Caffeine is a non-selective adenosine receptor antagonist with approximate Ki values of 12 and 2.4 μM for A1 and A2A receptors [31]. Caffeine was used for this study because of its clinical significance as a commonly consumed psychoactive drug. Furthermore, caffeine has been used previously in Wt and hENT1 Tg mice and found to affect motor activity and ethanol-induced motor coordination [15, 32]. The pharmacokinetics of caffeine has been examined in mice and a half-life of 25 minutes was reported [33]. Therefore, 30 minutes after caffeine treatment, at the time of ET-1 injection, caffeine levels are expected to still be in a range at which pharmacological effects have been observed in previous studies [15]. After caffeine administration, ET-1 no longer produced a significantly greater ischemic injury in Tg mice relative to Wt mice. These data further indicate that adenosine receptor activity is important for the difference in stroke injury size between Tg and Wt mice. The apparent lack of effect of caffeine in Tg mice may indicate that adenosine A1 receptor activity was minimal in the penumbral region in these mice, as a direct consequence of the increased neuronal uptake of adenosine mediated by functional hENT1.

Conclusions

Cortical ET-1 injection is a relatively simple and reproducible technique for producing a cerebral infarct in mice. Following ET-1 injection, Tg mice expressing hENT1 in neurons showed a greater cerebral infarct size than Wt mice.
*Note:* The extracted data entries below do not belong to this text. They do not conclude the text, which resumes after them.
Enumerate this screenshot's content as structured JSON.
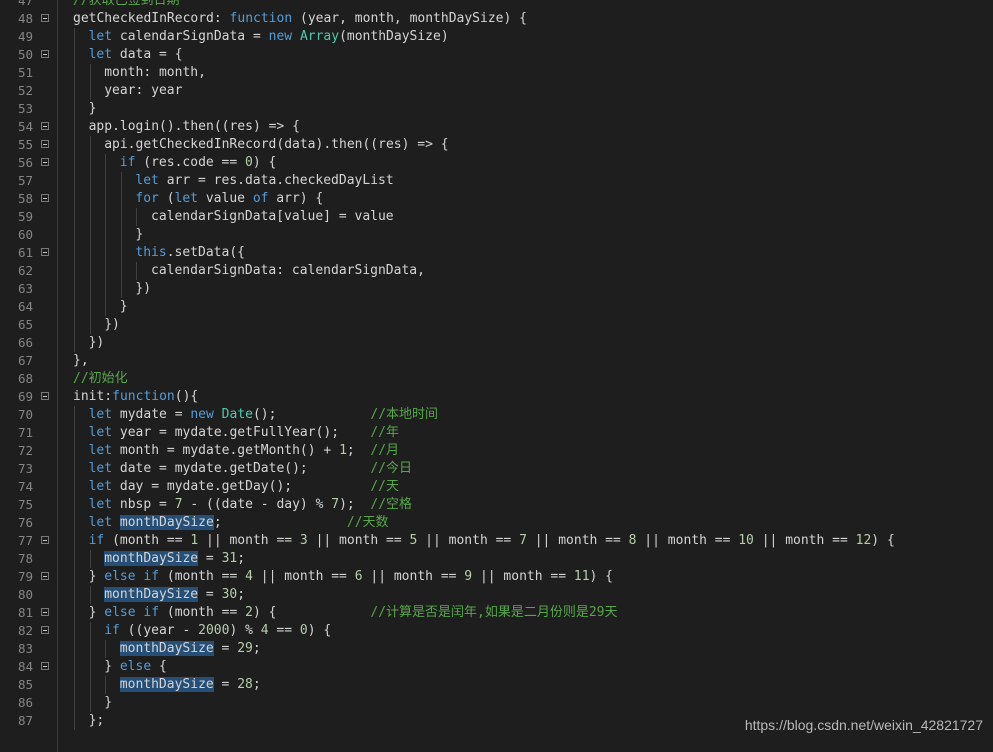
{
  "editor": {
    "lines": [
      {
        "n": "47",
        "fold": false,
        "indent": 0,
        "tokens": [
          [
            "cmt",
            "//获取已签到日期"
          ]
        ]
      },
      {
        "n": "48",
        "fold": true,
        "indent": 0,
        "tokens": [
          [
            "p",
            "getCheckedInRecord: "
          ],
          [
            "kw",
            "function"
          ],
          [
            "p",
            " (year, month, monthDaySize) {"
          ]
        ]
      },
      {
        "n": "49",
        "fold": false,
        "indent": 1,
        "tokens": [
          [
            "kw",
            "let"
          ],
          [
            "p",
            " calendarSignData = "
          ],
          [
            "kw",
            "new"
          ],
          [
            "p",
            " "
          ],
          [
            "cls",
            "Array"
          ],
          [
            "p",
            "(monthDaySize)"
          ]
        ]
      },
      {
        "n": "50",
        "fold": true,
        "indent": 1,
        "tokens": [
          [
            "kw",
            "let"
          ],
          [
            "p",
            " data = {"
          ]
        ]
      },
      {
        "n": "51",
        "fold": false,
        "indent": 2,
        "tokens": [
          [
            "p",
            "month: month,"
          ]
        ]
      },
      {
        "n": "52",
        "fold": false,
        "indent": 2,
        "tokens": [
          [
            "p",
            "year: year"
          ]
        ]
      },
      {
        "n": "53",
        "fold": false,
        "indent": 1,
        "tokens": [
          [
            "p",
            "}"
          ]
        ]
      },
      {
        "n": "54",
        "fold": true,
        "indent": 1,
        "tokens": [
          [
            "p",
            "app.login().then((res) => {"
          ]
        ]
      },
      {
        "n": "55",
        "fold": true,
        "indent": 2,
        "tokens": [
          [
            "p",
            "api.getCheckedInRecord(data).then((res) => {"
          ]
        ]
      },
      {
        "n": "56",
        "fold": true,
        "indent": 3,
        "tokens": [
          [
            "kw",
            "if"
          ],
          [
            "p",
            " (res.code == "
          ],
          [
            "num",
            "0"
          ],
          [
            "p",
            ") {"
          ]
        ]
      },
      {
        "n": "57",
        "fold": false,
        "indent": 4,
        "tokens": [
          [
            "kw",
            "let"
          ],
          [
            "p",
            " arr = res.data.checkedDayList"
          ]
        ]
      },
      {
        "n": "58",
        "fold": true,
        "indent": 4,
        "tokens": [
          [
            "kw",
            "for"
          ],
          [
            "p",
            " ("
          ],
          [
            "kw",
            "let"
          ],
          [
            "p",
            " value "
          ],
          [
            "kw",
            "of"
          ],
          [
            "p",
            " arr) {"
          ]
        ]
      },
      {
        "n": "59",
        "fold": false,
        "indent": 5,
        "tokens": [
          [
            "p",
            "calendarSignData[value] = value"
          ]
        ]
      },
      {
        "n": "60",
        "fold": false,
        "indent": 4,
        "tokens": [
          [
            "p",
            "}"
          ]
        ]
      },
      {
        "n": "61",
        "fold": true,
        "indent": 4,
        "tokens": [
          [
            "kw",
            "this"
          ],
          [
            "p",
            ".setData({"
          ]
        ]
      },
      {
        "n": "62",
        "fold": false,
        "indent": 5,
        "tokens": [
          [
            "p",
            "calendarSignData: calendarSignData,"
          ]
        ]
      },
      {
        "n": "63",
        "fold": false,
        "indent": 4,
        "tokens": [
          [
            "p",
            "})"
          ]
        ]
      },
      {
        "n": "64",
        "fold": false,
        "indent": 3,
        "tokens": [
          [
            "p",
            "}"
          ]
        ]
      },
      {
        "n": "65",
        "fold": false,
        "indent": 2,
        "tokens": [
          [
            "p",
            "})"
          ]
        ]
      },
      {
        "n": "66",
        "fold": false,
        "indent": 1,
        "tokens": [
          [
            "p",
            "})"
          ]
        ]
      },
      {
        "n": "67",
        "fold": false,
        "indent": 0,
        "tokens": [
          [
            "p",
            "},"
          ]
        ]
      },
      {
        "n": "68",
        "fold": false,
        "indent": 0,
        "tokens": [
          [
            "cmt",
            "//初始化"
          ]
        ]
      },
      {
        "n": "69",
        "fold": true,
        "indent": 0,
        "tokens": [
          [
            "p",
            "init:"
          ],
          [
            "kw",
            "function"
          ],
          [
            "p",
            "(){"
          ]
        ]
      },
      {
        "n": "70",
        "fold": false,
        "indent": 1,
        "tokens": [
          [
            "kw",
            "let"
          ],
          [
            "p",
            " mydate = "
          ],
          [
            "kw",
            "new"
          ],
          [
            "p",
            " "
          ],
          [
            "cls",
            "Date"
          ],
          [
            "p",
            "();            "
          ],
          [
            "cmt",
            "//本地时间"
          ]
        ]
      },
      {
        "n": "71",
        "fold": false,
        "indent": 1,
        "tokens": [
          [
            "kw",
            "let"
          ],
          [
            "p",
            " year = mydate.getFullYear();    "
          ],
          [
            "cmt",
            "//年"
          ]
        ]
      },
      {
        "n": "72",
        "fold": false,
        "indent": 1,
        "tokens": [
          [
            "kw",
            "let"
          ],
          [
            "p",
            " month = mydate.getMonth() + "
          ],
          [
            "num",
            "1"
          ],
          [
            "p",
            ";  "
          ],
          [
            "cmt",
            "//月"
          ]
        ]
      },
      {
        "n": "73",
        "fold": false,
        "indent": 1,
        "tokens": [
          [
            "kw",
            "let"
          ],
          [
            "p",
            " date = mydate.getDate();        "
          ],
          [
            "cmt",
            "//今日"
          ]
        ]
      },
      {
        "n": "74",
        "fold": false,
        "indent": 1,
        "tokens": [
          [
            "kw",
            "let"
          ],
          [
            "p",
            " day = mydate.getDay();          "
          ],
          [
            "cmt",
            "//天"
          ]
        ]
      },
      {
        "n": "75",
        "fold": false,
        "indent": 1,
        "tokens": [
          [
            "kw",
            "let"
          ],
          [
            "p",
            " nbsp = "
          ],
          [
            "num",
            "7"
          ],
          [
            "p",
            " - ((date - day) % "
          ],
          [
            "num",
            "7"
          ],
          [
            "p",
            ");  "
          ],
          [
            "cmt",
            "//空格"
          ]
        ]
      },
      {
        "n": "76",
        "fold": false,
        "indent": 1,
        "tokens": [
          [
            "kw",
            "let"
          ],
          [
            "p",
            " "
          ],
          [
            "hl",
            "monthDaySize"
          ],
          [
            "p",
            ";                "
          ],
          [
            "cmt",
            "//天数"
          ]
        ]
      },
      {
        "n": "77",
        "fold": true,
        "indent": 1,
        "tokens": [
          [
            "kw",
            "if"
          ],
          [
            "p",
            " (month == "
          ],
          [
            "num",
            "1"
          ],
          [
            "p",
            " || month == "
          ],
          [
            "num",
            "3"
          ],
          [
            "p",
            " || month == "
          ],
          [
            "num",
            "5"
          ],
          [
            "p",
            " || month == "
          ],
          [
            "num",
            "7"
          ],
          [
            "p",
            " || month == "
          ],
          [
            "num",
            "8"
          ],
          [
            "p",
            " || month == "
          ],
          [
            "num",
            "10"
          ],
          [
            "p",
            " || month == "
          ],
          [
            "num",
            "12"
          ],
          [
            "p",
            ") {"
          ]
        ]
      },
      {
        "n": "78",
        "fold": false,
        "indent": 2,
        "tokens": [
          [
            "hl",
            "monthDaySize"
          ],
          [
            "p",
            " = "
          ],
          [
            "num",
            "31"
          ],
          [
            "p",
            ";"
          ]
        ]
      },
      {
        "n": "79",
        "fold": true,
        "indent": 1,
        "tokens": [
          [
            "p",
            "} "
          ],
          [
            "kw",
            "else"
          ],
          [
            "p",
            " "
          ],
          [
            "kw",
            "if"
          ],
          [
            "p",
            " (month == "
          ],
          [
            "num",
            "4"
          ],
          [
            "p",
            " || month == "
          ],
          [
            "num",
            "6"
          ],
          [
            "p",
            " || month == "
          ],
          [
            "num",
            "9"
          ],
          [
            "p",
            " || month == "
          ],
          [
            "num",
            "11"
          ],
          [
            "p",
            ") {"
          ]
        ]
      },
      {
        "n": "80",
        "fold": false,
        "indent": 2,
        "tokens": [
          [
            "hl",
            "monthDaySize"
          ],
          [
            "p",
            " = "
          ],
          [
            "num",
            "30"
          ],
          [
            "p",
            ";"
          ]
        ]
      },
      {
        "n": "81",
        "fold": true,
        "indent": 1,
        "tokens": [
          [
            "p",
            "} "
          ],
          [
            "kw",
            "else"
          ],
          [
            "p",
            " "
          ],
          [
            "kw",
            "if"
          ],
          [
            "p",
            " (month == "
          ],
          [
            "num",
            "2"
          ],
          [
            "p",
            ") {            "
          ],
          [
            "cmt",
            "//计算是否是闰年,如果是二月份则是29天"
          ]
        ]
      },
      {
        "n": "82",
        "fold": true,
        "indent": 2,
        "tokens": [
          [
            "kw",
            "if"
          ],
          [
            "p",
            " ((year - "
          ],
          [
            "num",
            "2000"
          ],
          [
            "p",
            ") % "
          ],
          [
            "num",
            "4"
          ],
          [
            "p",
            " == "
          ],
          [
            "num",
            "0"
          ],
          [
            "p",
            ") {"
          ]
        ]
      },
      {
        "n": "83",
        "fold": false,
        "indent": 3,
        "tokens": [
          [
            "hl",
            "monthDaySize"
          ],
          [
            "p",
            " = "
          ],
          [
            "num",
            "29"
          ],
          [
            "p",
            ";"
          ]
        ]
      },
      {
        "n": "84",
        "fold": true,
        "indent": 2,
        "tokens": [
          [
            "p",
            "} "
          ],
          [
            "kw",
            "else"
          ],
          [
            "p",
            " {"
          ]
        ]
      },
      {
        "n": "85",
        "fold": false,
        "indent": 3,
        "tokens": [
          [
            "hl",
            "monthDaySize"
          ],
          [
            "p",
            " = "
          ],
          [
            "num",
            "28"
          ],
          [
            "p",
            ";"
          ]
        ]
      },
      {
        "n": "86",
        "fold": false,
        "indent": 2,
        "tokens": [
          [
            "p",
            "}"
          ]
        ]
      },
      {
        "n": "87",
        "fold": false,
        "indent": 1,
        "tokens": [
          [
            "p",
            "};"
          ]
        ]
      }
    ]
  },
  "watermark": "https://blog.csdn.net/weixin_42821727",
  "colors": {
    "background": "#1e1e1e",
    "keyword": "#569cd6",
    "comment": "#57a64a",
    "number": "#b5cea8",
    "class": "#4ec9b0",
    "highlight": "#264f78"
  }
}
Caffeine treatment prior to ET-1 injection abolished this genotype difference, implicating adenosine receptors in determining final infarct size. Our results can be explained by ENT mediated influx of adenosine into neurons and attenuated adenosine A1 receptor activity. This indicates that, during ischemia, neurons do not release adenosine via ENTs but actively salvage adenosine, which may be released by another mechanism, from another cell type, or formed extracellularly from released adenine nucleotides.